In response, the central bank clarified that this scheme had been in place for years and had proven effective in increasing remittances, bringing in nearly $30 billion annually.

The reduction in the base rate, from 30 SAR to 20 SAR, would also help lower the government’s overall Telegraphic Transfer (TT) charges.

The SBP representative also explained other proposed revisions pertaining to exchange companies.

The Finance Division informed the committee that the government, through SBP and the Pakistan Remittance Initiative (PRI), has implemented various schemes to encourage remittances via formal channels.

These schemes were revised in 2023, resulting in consistent growth in remittance inflows. For FY 2024, remittances saw a positive cumulative growth of 10.7% year-on-year, totalling $30.3 billion, compared to $27.3 billion in FY 2023.

SBP has proposed further revisions to two Home Remittance Incentive Schemes, originally approved by the ECC/Cabinet, and now requiring ECC approval for the proposed changes.

Reimbursement of TT charges

Launched in 1985, this scheme aims to provide remittance transactions at zero cost for the sender and receiver in Pakistan for transactions exceeding $100.

Banks and financial institutions involved receive a uniform incentive for eligible transactions.

The incentive rate was raised to 30 SAR last year, a change that positively impacted remittance inflows. Now, SBP proposes dividing the flat 30 SAR reimbursement into fixed and variable components.

The fixed component would offer 20 SAR for all eligible transactions over $100.

The variable component would provide an additional 8 SAR per incremental eligible transaction for growth up to 10% or $100 million, whichever is lower.

For growth exceeding 10% or $100 million, an additional 7 SAR per incremental transaction would be provided.

This structure allows banks achieving higher remittance inflows to receive up to 35 SAR per eligible transaction, with performance evaluated monthly and adjustments made in the last quarter of the financial year.

SBP believes these revisions will incentivise banks to increase remittance inflows while potentially reducing the government’s overall TT charge expenses.

Incentive scheme for EC

Launched in 2022, this scheme encourages exchange companies (EC) to surrender 100% of foreign exchange in the interbank market.

The current rate is Rs1 per USD mobilised.
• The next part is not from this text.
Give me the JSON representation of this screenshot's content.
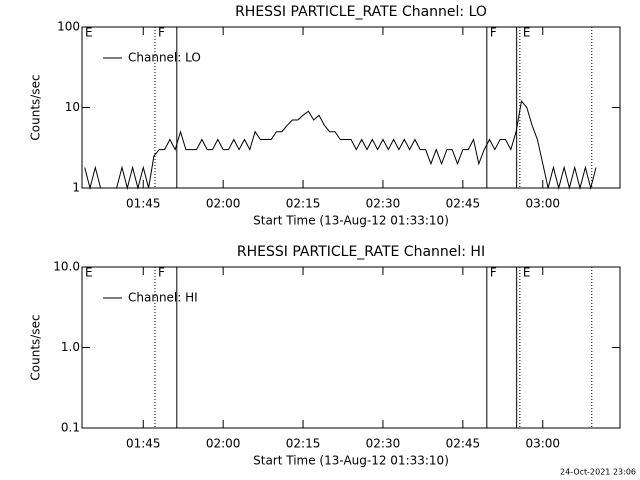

The SBP proposes increasing the fixed base rate from Rs1 to Rs2 per USD surrendered in the interbank market to SBP-designated banks.

Additionally, a variable component would offer Rs3 per USD for incremental remittances up to 5% or $25 million, whichever is lower, and Rs4 per USD for growth exceeding 5% or $25 million.

Payments would be based on surrendering foreign exchange according to SBP-prescribed percentages, with performance evaluated monthly and adjustments made in the last quarter of the financial year.

SBP argues that these revisions will encourage exchange companies to mobilise more remittances and help offset their increased operating costs.

ECC approval

The ECC of the Cabinet considered the Finance Division’s summary on the “Proposal for Revision in Home Remittances Incentive Schemes” and approved SBP’s proposed changes to both the TT Charges Scheme and the Incentive Scheme for Exchange Companies.